我正在编写一个脚本，它将以文件名作为参数，查找每行开头的特定单词 - 在这种情况下是单词ATOM，并打印特定列的值。

$FILE=*.pdb *

if test $# -lt 1
then
 echo "usage: $0 Enter a .PDB filename"
 exit
fi
if test -r $FILE
then
 grep ^ATOM $FILE | awk '{ print $18 }' | awk '{ print NR $4, "\t" $38,}'
else
 echo "usage: $FILE must be readable"
 exit
fi

我有三个问题需要解决：

如何使用awk仅打印第一个单词为ATOM的行
如何使用awk仅打印符合上述条件的行中的特定列，具体是2-20和38-40列
如何指示这必须是pdb文件？*.pdb *

- Koala

3个回答

1

与答案相反，您的任务可以仅使用一个awk命令完成。
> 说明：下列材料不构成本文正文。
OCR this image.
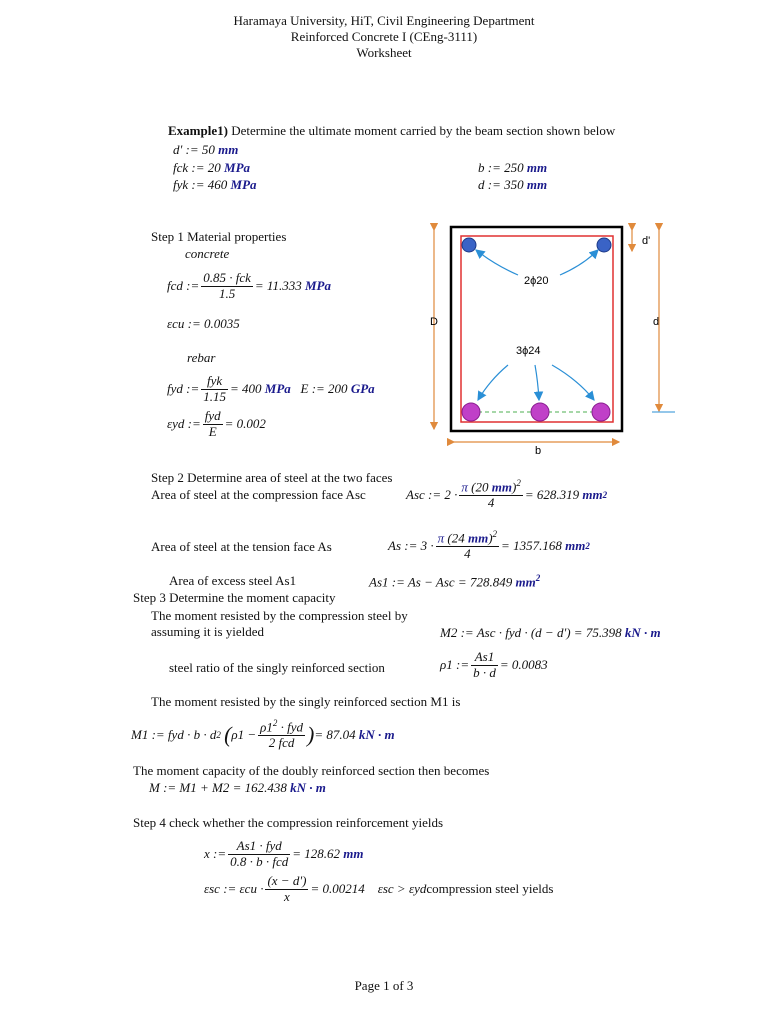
Haramaya University, HiT, Civil Engineering Department
Reinforced Concrete I (CEng-3111)
Worksheet
Example1) Determine the ultimate moment carried by the beam section shown below
d' := 50 mm
fck := 20 MPa
fyk := 460 MPa
b := 250 mm
d := 350 mm
Step 1 Material properties
concrete
fcd := $\frac{\text{0.85 · fck}}{1.5} = 11.333$
MPa
εcu := 0.0035
rebar
fyd := $\frac{\text{fyk}}{1.15} = 400$
MPa
E := 200
GPa
εyd := $\frac{\text{fyd}}{E} = 0.002$
2ϕ20
3ϕ24
D	d
d'
b
Step 2 Determine area of steel at the two faces
Area of steel at the compression face Asc	Asc := $2 \cdot \frac{\pi (20 mm)^2}{4} = 628.319$
mm 2
Area of steel at the tension face As	As := $3 \cdot \frac{\pi (24 mm)^2}{4} = 1357.168$
mm 2
Area of excess steel As1	As1 := As − Asc = 728.849 $mm^2$
Step 3 Determine the moment capacity
The moment resisted by the compression steel by
assuming it is yielded	M2 := Asc · fyd · (d − d') = 75.398 kN · m
steel ratio of the singly reinforced section	ρ1 := $\frac{As1}{b \cdot d} = 0.0083$
The moment resisted by the singly reinforced section M1 is
M1 := fyd · b · d 2
( $\rho 1 - \frac{\rho 1^2 \cdot fyd}{\text{2 fcd}}$ ) = 87.04
kN · m
The moment capacity of the doubly reinforced section then becomes
M := M1 + M2 = 162.438 kN · m
Step 4 check whether the compression reinforcement yields
x := $\frac{\text{As1 · fyd}}{\text{0.8 · b · fcd}} = 128.62$
mm
εsc := $\varepsilon cu \cdot \frac{(x - d')}{x} = 0.00214$
εsc > εyd compression steel yields
Page 1 of 3
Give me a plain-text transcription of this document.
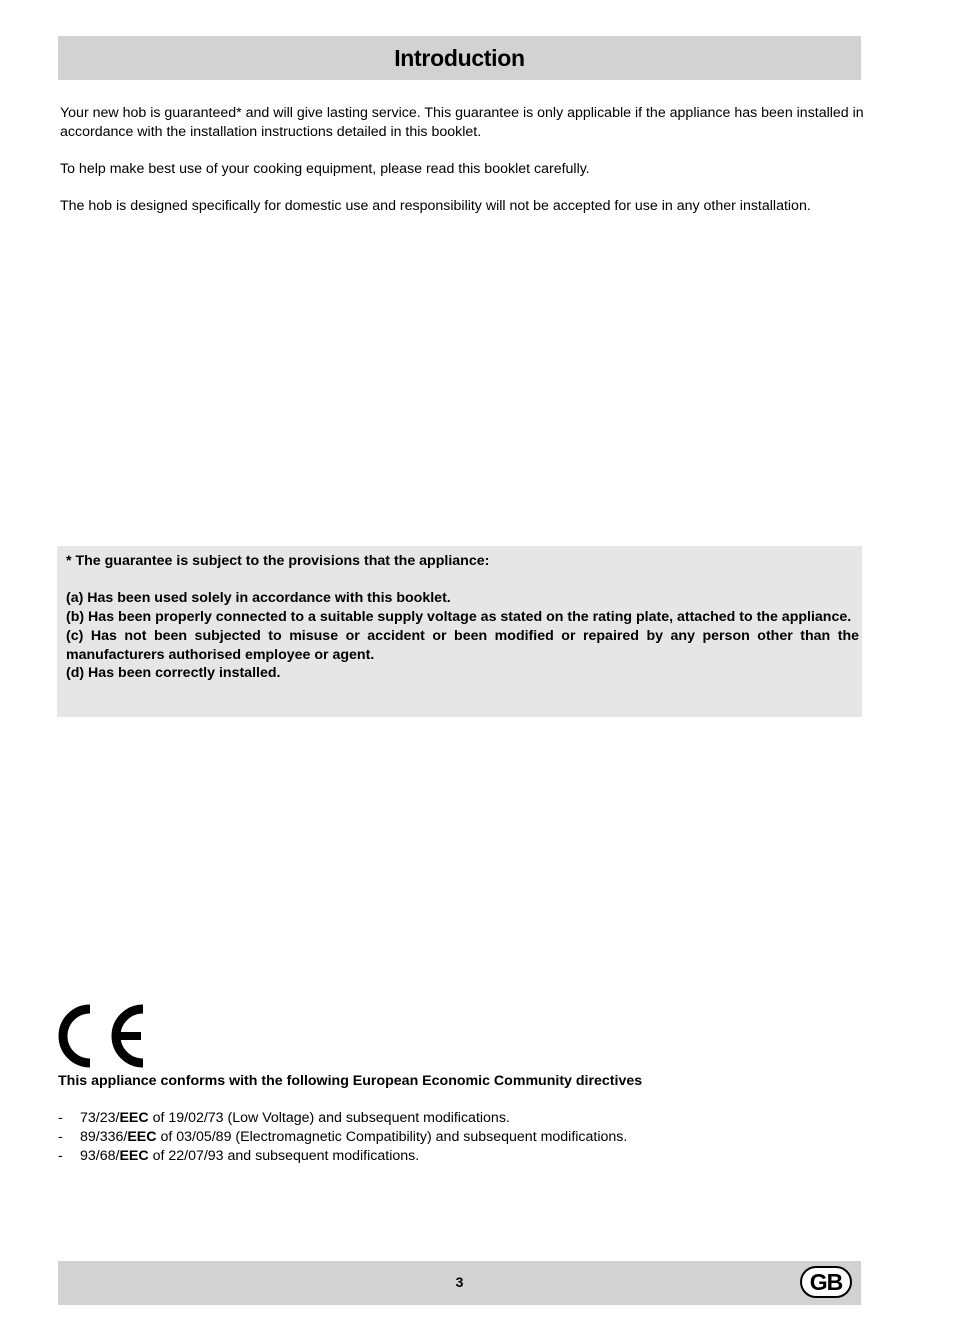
Introduction

Your new hob is guaranteed* and will give lasting service. This guarantee is only applicable if the appliance has been installed in accordance with the installation instructions detailed in this booklet.

To help make best use of your cooking equipment, please read this booklet carefully.

The hob is designed specifically for domestic use and responsibility will not be accepted for use in any other installation.

* The guarantee is subject to the provisions that the appliance:

(a) Has been used solely in accordance with this booklet.

(b) Has been properly connected to a suitable supply voltage as stated on the rating plate, attached to the appliance.

(c) Has not been subjected to misuse or accident or been modified or repaired by any person other than the manufacturers authorised employee or agent.

(d) Has been correctly installed.

This appliance conforms with the following European Economic Community directives

- 73/23/EEC of 19/02/73 (Low Voltage) and subsequent modifications.
- 89/336/EEC of 03/05/89 (Electromagnetic Compatibility) and subsequent modifications.
- 93/68/EEC of 22/07/93 and subsequent modifications.
3	GB
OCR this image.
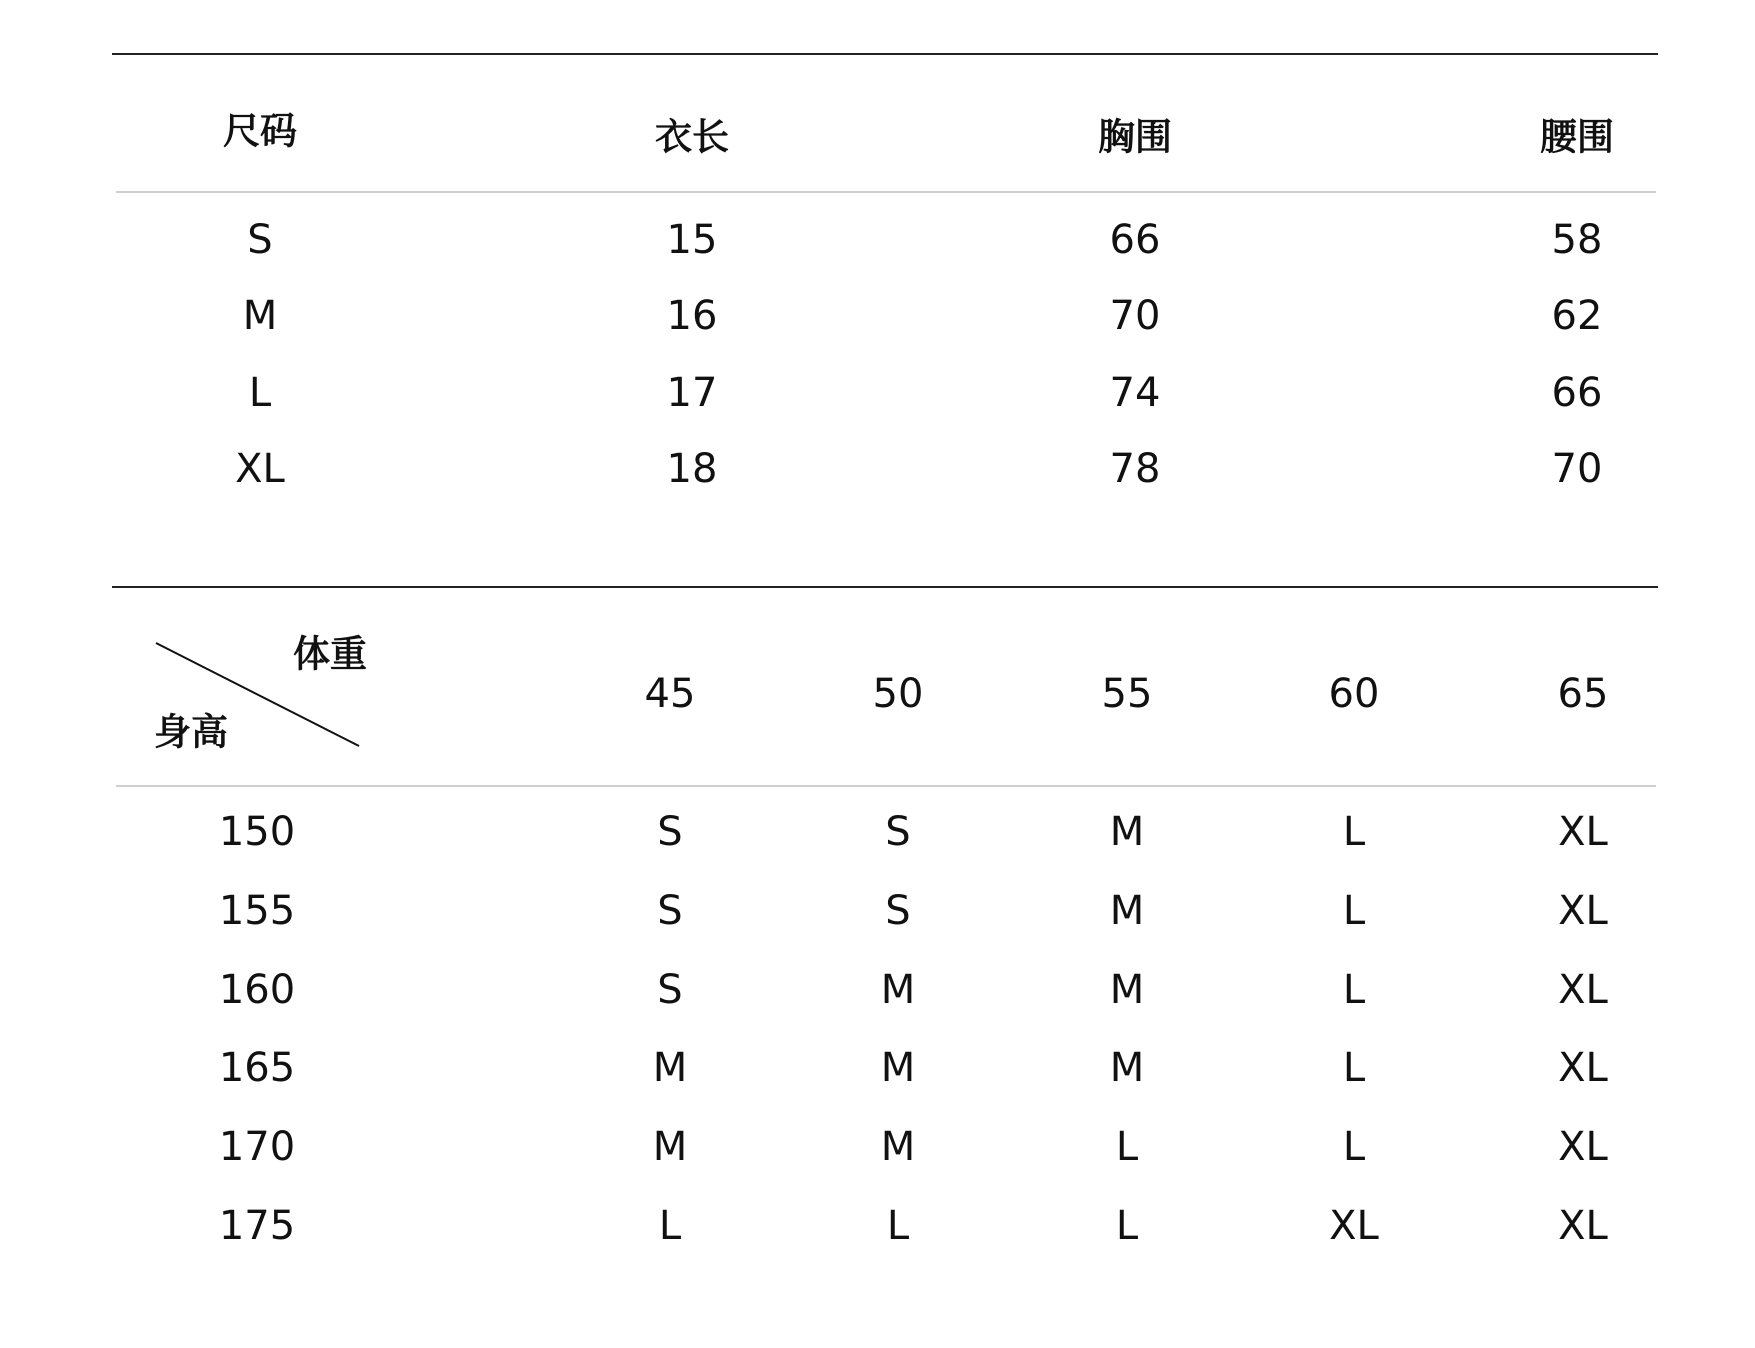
尺码	衣长	胸围	腰围
S	15	66	58
M	16	70	62
L	17	74	66
XL	18	78	70
体重
身高
45	50	55	60	65
150	S	S	M	L	XL
155	S	S	M	L	XL
160	S	M	M	L	XL
165	M	M	M	L	XL
170	M	M	L	L	XL
175	L	L	L	XL	XL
无需grep或cut或...

if [ $# -lt 1 ];then
 echo "usage: $0 Enter a .PDB filename"
 exit
fi
FILE="$1"
case "$FILE" in
*.pdb )

if test -r $FILE
then 
 # do for 2-20 assuming whites paces as column separators
 awk '$1=="ATOM" && NF>18 { 
   printf "%s ",$2
   for(i=3;i<=19;i++){
     printf "%s ",$i
   }
   printf "%s",$20   
 }' "$FILE"
else
 echo "usage: $FILE must be readable"
 exit
fi
;;
*) exit;;
esac

- ghostdog74

0

您可以在本地的bash中完成所有需要的操作，而无需生成任何子进程：

#!/bin/bash

declare    key="ATOM"
declare    print_columns=( 2 3 4 5 6 7 8 9 10 11 12 13 14 15 16 17 18 19 20 38 39 40 )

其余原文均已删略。